Enrayer le cycle de violence
« Le 2 mai, plus de 200 maisons ont été incendiées dans la localité de Wadda. Le centre de santé que nous soutenions a été pillé, rapporte Alex Wade, chef de mission pour MSF en Ituri. Au moins quatre autres structures de santé ont été attaquées au mois de mai. » En effet, la dernière attaque recensée dans la région de Drodro s’est déroulée le 17 mai et les équipes MSF sont venues en support aux acteurs de santé locaux pour fournir des soins d'urgence à des femmes et des enfants dont les blessures avaient été causées par des armes à feu et des machettes.
La plus jeune victime lors de cette attaque est un garçon âgé d’à peine 15 mois. Il était sur le dos de sa mère lorsque celle-ci a été abattue. « La balle a traversé la jambe du nourrisson et tué sa mère. C’est ses voisins qui l’ont amené à l’hôpital, car ses parents sont morts pendant l'attaque, tout comme trois de ses sœurs et trois de ses frères. Seul son frère aîné a réussi à s'échapper dans la brousse et a survécu », relate Diop El Haji, responsable des activités médicales MSF.
Les civils sont les principales victimes de ces confrontations entre milices, forces nationales et autres groupes armés. MSF est témoin de la situation dramatique qui touche les plus vulnérables qui vivent sous la menace permanente d’être pris pour cible. « Cette violence est systématique. Les centres de santé et les villages sont détruits afin de décourager ceux qui nourriraient l’espoir d’y retourner, poursuit Alex Wade. Comme notre accès à certaines zones n’est pas garanti, nos équipes peinent à fournir des soins de santé aux populations locales et déplacées. »
Cette violence est systématique.
Garantir l’accès aux soins et augmenter l’aide humanitaire
Dans une région secouée par des décennies de conflits communautaires, l’insécurité permanente entrave les mouvements des populations et complique ceux des humanitaires. « Les gens ont peur de se rendre dans les centres de santé, qu’ils soient dans les villages ou dans des sites d’accueil. Ils vivent dans la brousse et nous avons dû mettre en place des cliniques mobiles pour pouvoir les atteindre », explique Benjamin Courlet, coordinateur terrain pour MSF à Bunia.
Les gens ont peur de se rendre dans les centres de santé. Nous avons dû mettre en place des cliniques mobiles pour les atteindre.
MSF exhorte les acteurs nationaux et internationaux à accroître leur présence en Ituri auprès des centaines de milliers de personnes réfugiées sur des sites où les standards humanitaires minimums sont loin d'être atteints, entre insalubrité et surpeuplement. Dans ce quotidien déjà fragile, accéder aux soins s’avère de plus en plus difficile. MSF tente de combler les besoins les plus urgents, mais la crise ne saurait être résorbée sans davantage de services, d’acteurs et de personnels de santé.

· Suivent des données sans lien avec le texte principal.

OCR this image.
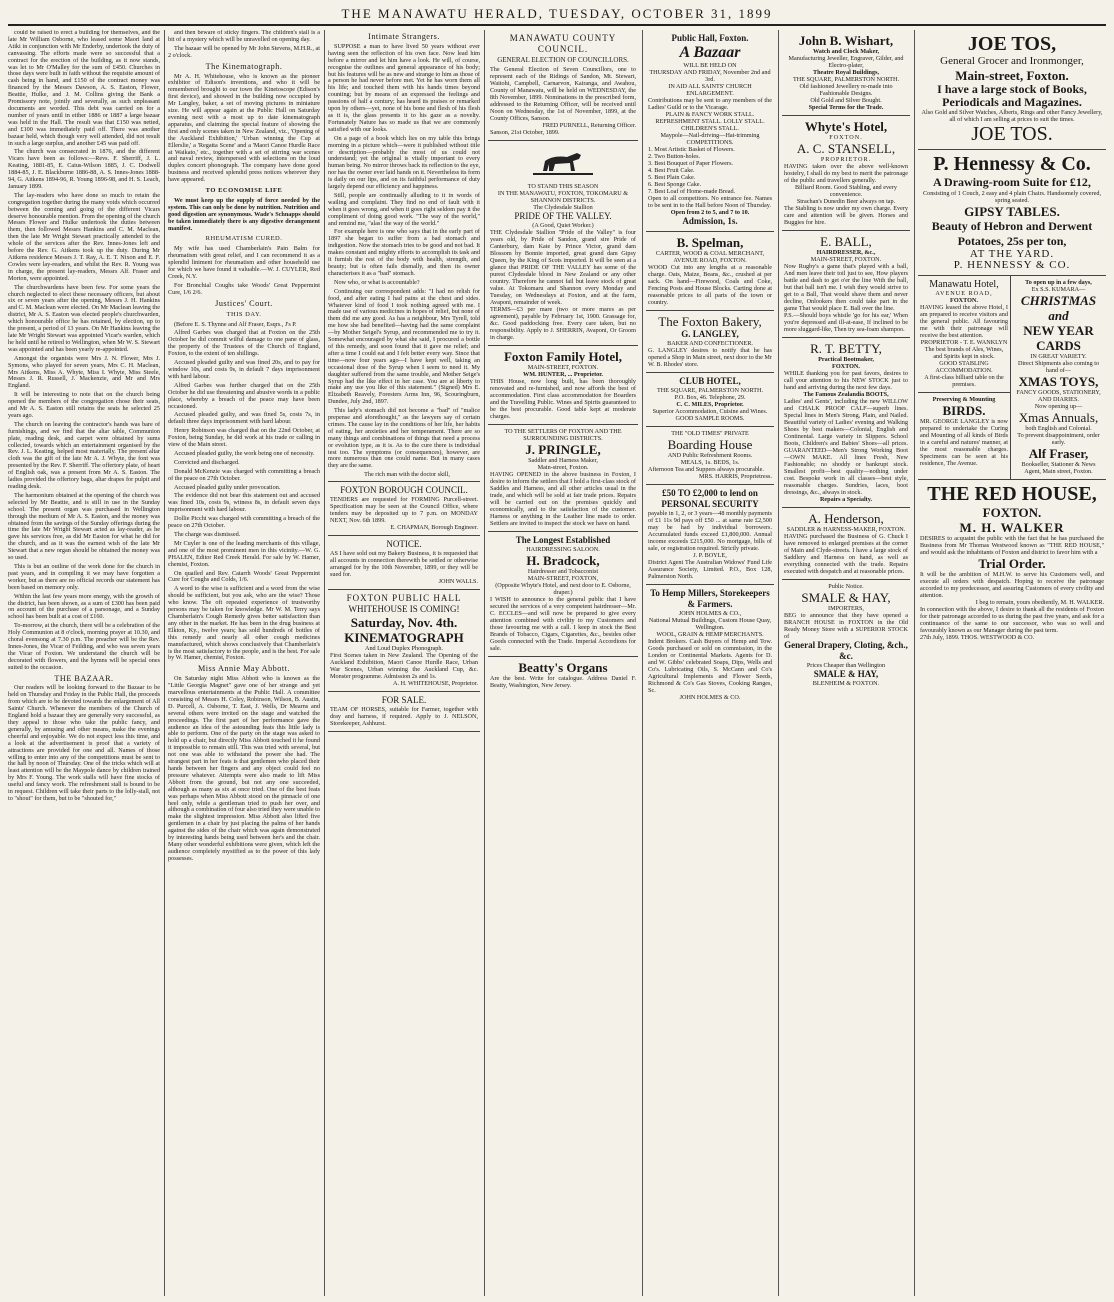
THE MANAWATU HERALD, TUESDAY, OCTOBER 31, 1899

could be raised to erect a building for themselves, and the late Mr William Osborne, who leased some Maori land at Atiki in conjunction with Mr Enderby, undertook the duty of canvassing. The efforts made were so successful that a contract for the erection of the building, as it now stands, was let to Mr O'Malley for the sum of £450. Churches in those days were built in faith without the requisite amount of cash being in hand, and £150 of the contract money was financed by the Messrs Dawson, A. S. Easton, Flower, Beattie, Hulke, and J. M. Collins giving the Bank a Promissory note, jointly and severally, as such unpleasant documents are worded. This debt was carried on for a number of years until in either 1886 or 1887 a large bazaar was held in the Hall. The result was that £150 was netted, and £100 was immediately paid off. There was another bazaar held, which though very well attended, did not result in such a large surplus, and another £45 was paid off.

The church was consecrated in 1876, and the different Vicars have been as follows:—Revs. F. Sherriff, J. L. Keating, 1881-85, E. Caius-Wilson 1885, J. C. Dodwell 1884-85, J. E. Blackburne 1886-88, A. S. Innes-Jones 1888-94, G. Aitkens 1894-96, R. Young 1896-98, and H. S. Leach, January 1899.

The lay-readers who have done so much to retain the congregation together during the many voids which occurred between the coming and going of the different Vicars deserve honourable mention. From the opening of the church Messrs Flower and Hulke undertook the duties between them, then followed Messrs Hankins and C. M. Maclean, then the late Mr Wright Stewart practically attended to the whole of the services after the Rev. Innes-Jones left and before the Rev. G. Aitkens took up the duty. During Mr Aitkens residence Messrs J. T. Ray, A. E. T. Nixon and E. F. Cowles were lay-readers, and whilst the Rev. R. Young was in charge, the present lay-readers, Messrs Alf. Fraser and Morton, were appointed.

The churchwardens have been few. For some years the church neglected to elect these necessary officers, but about six or seven years after the opening, Messrs J. H. Hankins and C. M. Maclean were elected. On Mr Maclean leaving the district, Mr A. S. Easton was elected people's churchwarden, which honourable office he has retained, by election, up to the present, a period of 13 years. On Mr Hankins leaving the late Mr Wright Stewart was appointed Vicar's warden, which he held until he retired to Wellington, when Mr W. S. Stewart was appointed and has been yearly re-appointed.

Amongst the organists were Mrs J. N. Flower, Mrs J. Symons, who played for seven years, Mrs C. H. Maclean, Mrs Aitkens, Miss A. Whyte, Miss I. Whyte, Miss Steele, Messrs J. R. Russell, J. Mackenzie, and Mr and Mrs England.

It will be interesting to note that on the church being opened the members of the congregation chose their seats, and Mr A. S. Easton still retains the seats he selected 25 years ago.

The church on leaving the contractor's hands was bare of furnishings, and we find that the altar table, Communion plate, reading desk, and carpet were obtained by sums collected, towards which an entertainment organised by the Rev. J. L. Keating, helped most materially. The present altar cloth was the gift of the late Mr A. J. Whyte, the font was presented by the Rev. F. Sherriff. The offertory plate, of heart of English oak, was a present from Mr A. S. Easton. The ladies provided the offertory bags, altar drapes for pulpit and reading desk.

The harmonium obtained at the opening of the church was selected by Mr Beattie, and is still in use in the Sunday school. The present organ was purchased in Wellington through the medium of Mr A. S. Easton, and the money was obtained from the savings of the Sunday offerings during the time the late Mr Wright Stewart acted as lay-reader, as he gave his services free, as did Mr Easton for what he did for the church, and as it was the earnest wish of the late Mr Stewart that a new organ should be obtained the money was so used.

This is but an outline of the work done for the church in past years, and in compiling it we may have forgotten a worker, but as there are no official records our statement has been based on memory only.

Within the last few years more energy, with the growth of the district, has been shown, as a sum of £300 has been paid on account of the purchase of a parsonage, and a Sunday school has been built at a cost of £160.

To-morrow, at the church, there will be a celebration of the Holy Communion at 8 o'clock, morning prayer at 10.30, and choral evensong at 7.30 p.m. The preacher will be the Rev. Innes-Jones, the Vicar of Feilding, and who was seven years the Vicar of Foxton. We understand the church will be decorated with flowers, and the hymns will be special ones suited to the occasion.

THE BAZAAR.

Our readers will be looking forward to the Bazaar to be held on Thursday and Friday in the Public Hall, the proceeds from which are to be devoted towards the enlargement of All Saints' Church. Whenever the members of the Church of England hold a bazaar they are generally very successful, as they appeal to those who take the public fancy, and generally, by amusing and other means, make the evenings cheerful and enjoyable. We do not expect less this time, and a look at the advertisement is proof that a variety of attractions are provided for one and all. Names of those willing to enter into any of the competitions must be sent to the hall by noon of Thursday. One of the tricks which will at least attention will be the Maypole dance by children trained by Mrs F. Young. The work stalls will have fine stocks of useful and fancy work. The refreshment stall is bound to be in request. Children will take their parts to the lolly-stall, not to "shout" for them, but to be "shouted for,"

and then beware of sticky fingers. The children's stall is a bit of a mystery which will be unravelled on opening day.

The bazaar will be opened by Mr John Stevens, M.H.R., at 2 o'clock.

The Kinematograph.

Mr A. H. Whitehouse, who is known as the pioneer exhibitor of Edison's inventions, and who it will be remembered brought to our town the Kinetoscope (Edison's first device), and showed in the building now occupied by Mr Langley, baker, a set of moving pictures in miniature size. He will appear again at the Public Hall on Saturday evening next with a most up to date kinematograph apparatus, and claiming the special feature of showing the first and only scenes taken in New Zealand, viz., 'Opening of the Auckland Exhibition,' 'Urban winning the Cup at Ellerslie,' a 'Regatta Scene' and a 'Maori Canoe Hurdle Race at Waikato,' etc., together with a set of stirring war scenes and naval review, interspersed with selections on the loud duplex concert phonograph. The company have done good business and received splendid press notices wherever they have appeared.

TO ECONOMISE LIFE

We must keep up the supply of force needed by the system. This can only be done by nutrition. Nutrition and good digestion are synonymous. Wade's Schnapps should be taken immediately there is any digestive derangement manifest.

RHEUMATISM CURED.

My wife has used Chamberlain's Pain Balm for rheumatism with great relief, and I can recommend it as a splendid liniment for rheumatism and other household use for which we have found it valuable.—W. J. CUYLER, Red Creek, N.Y.

For Bronchial Coughs take Woods' Great Peppermint Cure, 1/6 2/6.

Justices' Court.
THIS DAY.

(Before E. S. Thynne and Alf Fraser, Esqrs., J's P.

Alfred Garbes was charged that at Foxton on the 25th October he did commit wilful damage to one pane of glass, the property of the Trustees of the Church of England, Foxton, to the extent of ten shillings.

Accused pleaded guilty and was fined 20s, and to pay for window 10s, and costs 9s, in default 7 days imprisonment with hard labour.

Alfred Garbes was further charged that on the 25th October he did use threatening and abusive words in a public place, whereby a breach of the peace may have been occasioned.

Accused pleaded guilty, and was fined 5s, costs 7s, in default three days imprisonment with hard labour.

Henry Robinson was charged that on the 22nd October, at Foxton, being Sunday, he did work at his trade or calling in view of the Main street.

Accused pleaded guilty, the work being one of necessity.

Convicted and discharged.

Donald McKenzie was charged with committing a breach of the peace on 27th October.

Accused pleaded guilty under provocation.

The evidence did not bear this statement out and accused was fined 10s, costs 9s, witness 8s, in default seven days imprisonment with hard labour.

Dollie Picchi was charged with committing a breach of the peace on 27th October.

The charge was dismissed.

Mr Cuyler is one of the leading merchants of this village, and one of the most prominent men in this vicinity.—W. G. PHALEN, Editor Red Creek Herald. For sale by W. Hamer, chemist, Foxton.

On quailed and Rev. Catarrh Woods' Great Peppermint Cure for Coughs and Colds, 1/6.

A word to the wise is sufficient and a word from the wise should be sufficient, but you ask, who are the wise? Those who know. The oft repeated experience of trustworthy persons may be taken for knowledge. Mr W. M. Terry says Chamberlain's Cough Remedy gives better satisfaction than any other in the market. He has been in the drug business at Elkton, Ky., twelve years; has sold hundreds of bottles of this remedy and nearly all other cough medicines manufactured, which shows conclusively that Chamberlain's is the most satisfactory to the people, and is the best. For sale by W. Hamer, chemist, Foxton.

Miss Annie May Abbott.

On Saturday night Miss Abbott who is known as the "Little Georgia Magnet" gave one of her strange and yet marvellous entertainments at the Public Hall. A committee consisting of Messrs H. Coley, Robinson, Wilson, B. Austin, D. Purcell, A. Osborne, T. East, J. Wells, Dr Mearns and several others were invited on the stage and watched the proceedings. The first part of her performance gave the audience an idea of the astounding feats this little lady is able to perform. One of the party on the stage was asked to hold up a chair, but directly Miss Abbott touched it he found it impossible to remain still. This was tried with several, but not one was able to withstand the power she had. The strangest part in her feats is that gentlemen who placed their hands between her fingers and any object could feel no pressure whatever. Attempts were also made to lift Miss Abbott from the ground, but not any one succeeded, although as many as six at once tried. One of the best feats was perhaps when Miss Abbott stood on the pinnacle of one heel only, while a gentleman tried to push her over, and although a combination of four also tried they were unable to make the slightest impression. Miss Abbott also lifted five gentlemen in a chair by just placing the palms of her hands against the sides of the chair which was again demonstrated by interesting hands being used between her's and the chair. Many other wonderful exhibitions were given, which left the audience completely mystified as to the power of this lady possesses.

Intimate Strangers.

SUPPOSE a man to have lived 50 years without ever having seen the reflection of his own face. Now lead him before a mirror and let him have a look. He will, of course, recognise the outlines and general appearance of his body; but his features will be as new and strange to him as those of a person he had never before met. Yet he has worn them all his life; and touched them with his hands times beyond counting; but by means of an expressed the feelings and passions of half a century; has heard its praises or remarked upon by others—yet, none of his bone and flesh of his flesh as it is, the glass presents it to his gaze as a novelty. Fortunately Nature has so made us that we are commonly satisfied with our looks.

On a page of a book which lies on my table this brings morning in a picture which—were it published without title or description—probably the most of us could not understand; yet the original is vitally important to every human being. No mirror throws back its reflection to the eye, nor has the owner ever laid hands on it. Nevertheless its form is daily on our lips, and on its faithful performance of duty largely depend our efficiency and happiness.

Still, people are continually alluding to it in words of wailing and complaint. They find no end of fault with it when it goes wrong, and when it goes right seldom pay it the compliment of doing good work. "The way of the world," and remind me, "alas! the way of the world."

For example here is one who says that in the early part of 1897 she began to suffer from a bad stomach and indigestion. Now the stomach tries to be good and not bad. It makes constant and mighty efforts to accomplish its task and it furnish the rest of the body with health, strength, and beauty; but is often fails dismally, and then its owner characterises it as a "bad" stomach.

Now who, or what is accountable?

Continuing our correspondent adds: "I had no relish for food, and after eating I had pains at the chest and sides. Whatever kind of food I took nothing agreed with me. I made use of various medicines in hopes of relief, but none of them did me any good. As has a neighbour, Mrs Tyrell, told me how she had benefited—having had the same complaint—by Mother Seigel's Syrup, and recommended me to try it. Somewhat encouraged by what she said, I procured a bottle of this remedy, and soon found that it gave me relief; and after a time I could eat and I felt better every way. Since that time—now four years ago—I have kept well, taking an occasional dose of the Syrup when I seem to need it. My daughter suffered from the same trouble, and Mother Seige's Syrup had the like effect in her case. You are at liberty to make any use you like of this statement." (Signed) Mrs E. Elizabeth Reavely, Foresters Arms Inn, 96, Scouringburn, Dundee, July 2nd, 1897.

This lady's stomach did not become a "bad" of "malice prepense and aforethought," as the lawyers say of certain crimes. The cause lay in the conditions of her life, her habits of eating, her anxieties and her temperament. There are so many things and combinations of things that need a process or evolution type, as it is. As to the cure there is individual test too. The symptoms (or consequences), however, are more numerous than one could name. But in many cases they are the same.

The rich man with the doctor skill,

FOXTON BOROUGH COUNCIL.
TENDERS are requested for FORMING Purcell-street. Specification may be seen at the Council Office, where tenders may be deposited up to 7 p.m. on MONDAY NEXT, Nov. 6th 1899.
E. CHAPMAN, Borough Engineer.
NOTICE.
AS I have sold out my Bakery Business, it is requested that all accounts in connection therewith be settled or otherwise arranged for by the 10th November, 1899, or they will be sued for.
JOHN WALLS.
FOXTON PUBLIC HALL
WHITEHOUSE IS COMING!
Saturday, Nov. 4th.
KINEMATOGRAPH
And Loud Duplex Phonograph.
First Scenes taken in New Zealand. The Opening of the Auckland Exhibition, Maori Canoe Hurdle Race, Urban War Scenes, Urban winning the Auckland Cup, &c. Monster programme. Admission 2s and 1s.
A. H. WHITEHOUSE, Proprietor.
FOR SALE.
TEAM OF HORSES, suitable for Farmer, together with dray and harness, if required. Apply to J. NELSON, Storekeeper, Ashhurst.
MANAWATU COUNTY COUNCIL.
GENERAL ELECTION OF COUNCILLORS.
The General Election of Seven Councillors, one to represent each of the Ridings of Sandon, Mt. Stewart, Waitohi, Campbell, Carnarvon, Kairanga, and Awahou, County of Manawatu, will be held on WEDNESDAY, the 8th November, 1899. Nominations in the prescribed form, addressed to the Returning Officer, will be received until Noon on Wednesday, the 1st of November, 1899, at the County Offices, Sanson.
FRED PURNELL, Returning Officer.
Sanson, 21st October, 1899.
TO STAND THIS SEASON
IN THE MANAWATU, FOXTON, TOKOMARU & SHANNON DISTRICTS.
The Clydesdale Stallion
PRIDE OF THE VALLEY.
(A Good, Quiet Worker.)
THE Clydesdale Stallion "Pride of the Valley" is four years old, by Pride of Sandon, grand sire Pride of Canterbury, dam Kate by Prince Victor, grand dam Blossom by Bonnie imported, great grand dam Gipsy Queen, by the King of Scots imported. It will be seen at a glance that PRIDE OF THE VALLEY has some of the purest Clydesdale blood in New Zealand or any other country. Therefore he cannot fail but leave stock of great value. At Tokomaru and Shannon every Monday and Tuesday, on Wednesdays at Foxton, and at the farm, Avaponi, remainder of week.
TERMS—£3 per mare (two or more mares as per agreement), payable by February 1st, 1900. Grassage for, &c. Good paddocking free. Every care taken, but no responsibility. Apply to J. SHERRIN, Avaponi, Or Groom in charge.
Foxton Family Hotel,
MAIN-STREET, FOXTON.
WM. HUNTER, ... Proprietor.
THIS House, now long built, has been thoroughly renovated and re-furnished, and now affords the best of accommodation. First class accommodation for Boarders and the Travelling Public. Wines and Spirits guaranteed to be the best procurable. Good table kept at moderate charges.
TO THE SETTLERS OF FOXTON AND THE SURROUNDING DISTRICTS.
J. PRINGLE,
Saddler and Harness Maker,
Main-street, Foxton.
HAVING OPENED in the above business in Foxton, I desire to inform the settlers that I hold a first-class stock of Saddles and Harness, and all other articles usual in the trade, and which will be sold at fair trade prices. Repairs will be carried out on the premises quickly and economically, and to the satisfaction of the customer. Harness or anything in the Leather line made to order. Settlers are invited to inspect the stock we have on hand.
The Longest Established
HAIRDRESSING SALOON.
H. Bradcock,
Hairdresser and Tobacconist
MAIN-STREET, FOXTON,
(Opposite Whyte's Hotel, and next door to E. Osborne, draper.)
I WISH to announce to the general public that I have secured the services of a very competent hairdresser—Mr. C. ECCLES—and will now be prepared to give every attention combined with civility to my Customers and those favouring me with a call. I keep in stock the Best Brands of Tobacco, Cigars, Cigarettes, &c., besides other Goods connected with the Trade. Imperial Accordions for sale.
Beatty's Organs
Are the best. Write for catalogue. Address Daniel F. Beatty, Washington, New Jersey.
Public Hall, Foxton.
A Bazaar
WILL BE HELD ON
THURSDAY AND FRIDAY, November 2nd and 3rd.
IN AID ALL SAINTS' CHURCH ENLARGEMENT.
Contributions may be sent to any members of the Ladies' Guild or to the Vicarage.
PLAIN & FANCY WORK STALL. REFRESHMENT STALL. LOLLY STALL. CHILDREN'S STALL.
Maypole—Nail-driving—Hat-trimming
COMPETITIONS.
1. Most Artistic Basket of Flowers.
2. Two Button-holes.
3. Best Bouquet of Paper Flowers.
4. Best Fruit Cake.
5. Best Plain Cake.
6. Best Sponge Cake.
7. Best Loaf of Home-made Bread.
Open to all competitors. No entrance fee. Names to be sent in to the Hall before Noon of Thursday.
Open from 2 to 5, and 7 to 10.
Admission, 1s.
B. Spelman,
CARTER, WOOD & COAL MERCHANT,
AVENUE ROAD, FOXTON.
WOOD Cut into any lengths at a reasonable charge. Oats, Maize, Beans, &c., crushed at per sack. On hand—Firewood, Coals and Coke, Fencing Posts and House Blocks. Carting done at reasonable prices to all parts of the town or country.
The Foxton Bakery,
G. LANGLEY,
BAKER AND CONFECTIONER.
G. LANGLEY desires to notify that he has opened a Shop in Main street, next door to the Mr W. B. Rhodes' store.
CLUB HOTEL,
THE SQUARE, PALMERSTON NORTH.
P.O. Box, 46. Telephone, 29.
C. C. MILES, Proprietor.
Superior Accommodation, Cuisine and Wines.
GOOD SAMPLE ROOMS.
THE "OLD TIMES" PRIVATE
Boarding House
AND Public Refreshment Rooms.
MEALS, 1s. BEDS, 1s.
Afternoon Tea and Suppers always procurable.
MRS. HARRIS, Proprietress.
£50 TO £2,000 to lend on PERSONAL SECURITY
payable in 1, 2, or 3 years—48 monthly payments of £1 11s 9d pays off £50 ... at same rate £2,500 may be had by individual borrowers. Accumulated funds exceed £1,800,000. Annual income exceeds £215,000. No mortgage, bills of sale, or registration required. Strictly private.
J. P. BOYLE,
District Agent The Australian Widows' Fund Life Assurance Society, Limited. P.O., Box 128, Palmerston North.
To Hemp Millers, Storekeepers & Farmers.
JOHN HOLMES & CO.,
National Mutual Buildings, Custom House Quay, Wellington.
WOOL, GRAIN & HEMP MERCHANTS.
Indent Brokers. Cash Buyers of Hemp and Tow. Goods purchased or sold on commission, in the London or Continental Markets. Agents for D. and W. Gibbs' celebrated Soaps, Dips, Wells and Co's. Lubricating Oils, S. McCann and Co's Agricultural Implements and Flower Seeds, Richmond & Co's Gas Stoves, Cooking Ranges, Sc.
JOHN HOLMES & CO.
John B. Wishart,
Watch and Clock Maker,
Manufacturing Jeweller, Engraver, Gilder, and Electro-plater,
Theatre Royal Buildings,
THE SQUARE, PALMERSTON NORTH.
Old fashioned Jewellery re-made into Fashionable Designs.
Old Gold and Silver Bought.
Special Terms for the Trade.
Whyte's Hotel,
FOXTON.
A. C. STANSELL,
PROPRIETOR.
HAVING taken over the above well-known hostelry, I shall do my best to merit the patronage of the public and travellers generally.
Billiard Room. Good Stabling, and every convenience.
Strachan's Dunedin Beer always on tap.
The Stabling is now under my own charge. Every care and attention will be given. Horses and Buggies for hire.
E. BALL,
HAIRDRESSER, &c.,
MAIN-STREET, FOXTON.
Now Rugby's a game that's played with a ball, And men leave their toil just to see, How players battle and dash to get o'er the line With the ball, but that ball isn't me. I wish they would strive to get to a Ball, That would shave them and never decline, Onlookers then could take part in the game That would place E. Ball over the line.
P.S.—Should boys whistle 'go for his ear,' When you're depressed and ill-at-ease, If inclined to be more sluggard-like, Then try sea-foam shampoo.
R. T. BETTY,
Practical Bootmaker,
FOXTON.
WHILE thanking you for past favors, desires to call your attention to his NEW STOCK just to hand and arriving during the next few days.
The Famous Zealandia BOOTS,
Ladies' and Gents', including the new WILLOW and CHALK PROOF CALF—superb lines. Special lines in Men's Strong, Plain, and Nailed. Beautiful variety of Ladies' evening and Walking Shoes by best makers—Colonial, English and Continental. Large variety in Slippers. School Boots, Children's and Babies' Shoes—all prices. GUARANTEED—Men's Strong Working Boot—OWN MAKE. All lines Fresh, New Fashionable; no shoddy or bankrupt stock. Smallest profit—best quality—nothing under cost. Bespoke work in all classes—best style, reasonable charges. Sundries, laces, boot dressings, &c., always in stock.
Repairs a Specialty.
A. Henderson,
SADDLER & HARNESS-MAKER, FOXTON.
HAVING purchased the Business of G. Chuck I have removed to enlarged premises at the corner of Main and Clyde-streets. I have a large stock of Saddlery and Harness on hand, as well as everything connected with the trade. Repairs executed with despatch and at reasonable prices.
Public Notice.
SMALE & HAY,
IMPORTERS,
BEG to announce that they have opened a BRANCH HOUSE in FOXTON in the Old Ready Money Store with a SUPERIOR STOCK of
General Drapery, Cloting, &ch., &c.
Prices Cheaper than Wellington
SMALE & HAY,
BLENHEIM & FOXTON.
JOE TOS,
General Grocer and Ironmonger,
Main-street, Foxton.
I have a large stock of Books, Periodicals and Magazines.
Also Gold and Silver Watches, Alberts, Rings and other Fancy Jewellery, all of which I am selling at prices to suit the times.
JOE TOS.
P. Hennessy & Co.
A Drawing-room Suite for £12,
Consisting of 1 Couch, 2 easy and 4 plain Chairs. Handsomely covered, spring seated.
GIPSY TABLES.
Beauty of Hebron and Derwent Potatoes, 25s per ton,
AT THE YARD.
P. HENNESSY & CO.
Manawatu Hotel,
AVENUE ROAD,
FOXTON.
HAVING leased the above Hotel, I am prepared to receive visitors and the general public. All favouring me with their patronage will receive the best attention.
PROPRIETOR - T. E. WANKLYN
The best brands of Ales, Wines, and Spirits kept in stock.
GOOD STABLING ACCOMMODATION.
A first-class billiard table on the premises.
Preserving & Mounting
BIRDS.
MR. GEORGE LANGLEY is now prepared to undertake the Curing and Mounting of all kinds of Birds in a careful and natures' manner, at the most reasonable charges. Specimens can be seen at his residence, The Avenue.
To open up in a few days,
Ex S.S. KUMARA—
CHRISTMAS and
NEW YEAR CARDS
IN GREAT VARIETY.
Direct Shipments also coming to hand of—
XMAS TOYS,
FANCY GOODS, STATIONERY, AND DIARIES.
Now opening up—
Xmas Annuals,
both English and Colonial.
To prevent disappointment, order early.
Alf Fraser,
Bookseller, Stationer & News Agent, Main street, Foxton.
THE RED HOUSE,
FOXTON.
M. H. WALKER
DESIRES to acquaint the public with the fact that he has purchased the Business from Mr Thomas Westwood known as "THE RED HOUSE," and would ask the inhabitants of Foxton and district to favor him with a
Trial Order.
It will be the ambition of M.H.W. to serve his Customers well, and execute all orders with despatch. Hoping to receive the patronage accorded to my predecessor, and assuring Customers of every civility and attention.
I beg to remain, yours obediently, M. H. WALKER.
In connection with the above, I desire to thank all the residents of Foxton for their patronage accorded to us during the past five years, and ask for a continuance of the same to our successor, who was so well and favourably known as our Manager during the past term.
27th July, 1899. THOS. WESTWOOD & CO.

« Les priorités immédiates sont de fournir à ces personnes un accès à l’assistance médicale et améliorer leurs conditions de vie, résume Benjamin Courlet. La mise en œuvre des protocoles de prévention des épidémies ajoute encore un niveau de complexité, en particulier au vu de la menace de propagation du Covid-19 dans la région. »
Les besoins sont énormes et nous ne pouvons pas tout faire tout seul…
MSF fournit une assistance médicale aux populations en Ituri depuis le début du conflit au début des années 2000. A la prise en charge des blessés de guerre s’ajoute le traitement des maladies endémiques les plus meurtrières de la région comme le paludisme, les maladies respiratoires infectieuses graves, la diarrhée et la rougeole. MSF assure une présence dans les hôpitaux généraux, les centres de santé et les centres de soins communautaires des sites de déplacés des régions de Nizi, Drodro et Angumu. MSF mène également des activités de promotion de la santé et d’installations d’eau potable et de dispositifs sanitaires ainsi que la distribution de produits non alimentaires dans de nombreux sites de déplacées.
Dans le contexte difficile de la pandémie de Covid-19, la propagation de la maladie dans la province de l'Ituri risque de conduire à une catastrophe humanitaire. Les équipes MSF organisent des séances de sensibilisation aux communautés et construisent des salles d'isolement et de triage dans les hôpitaux généraux pour les cas potentiels.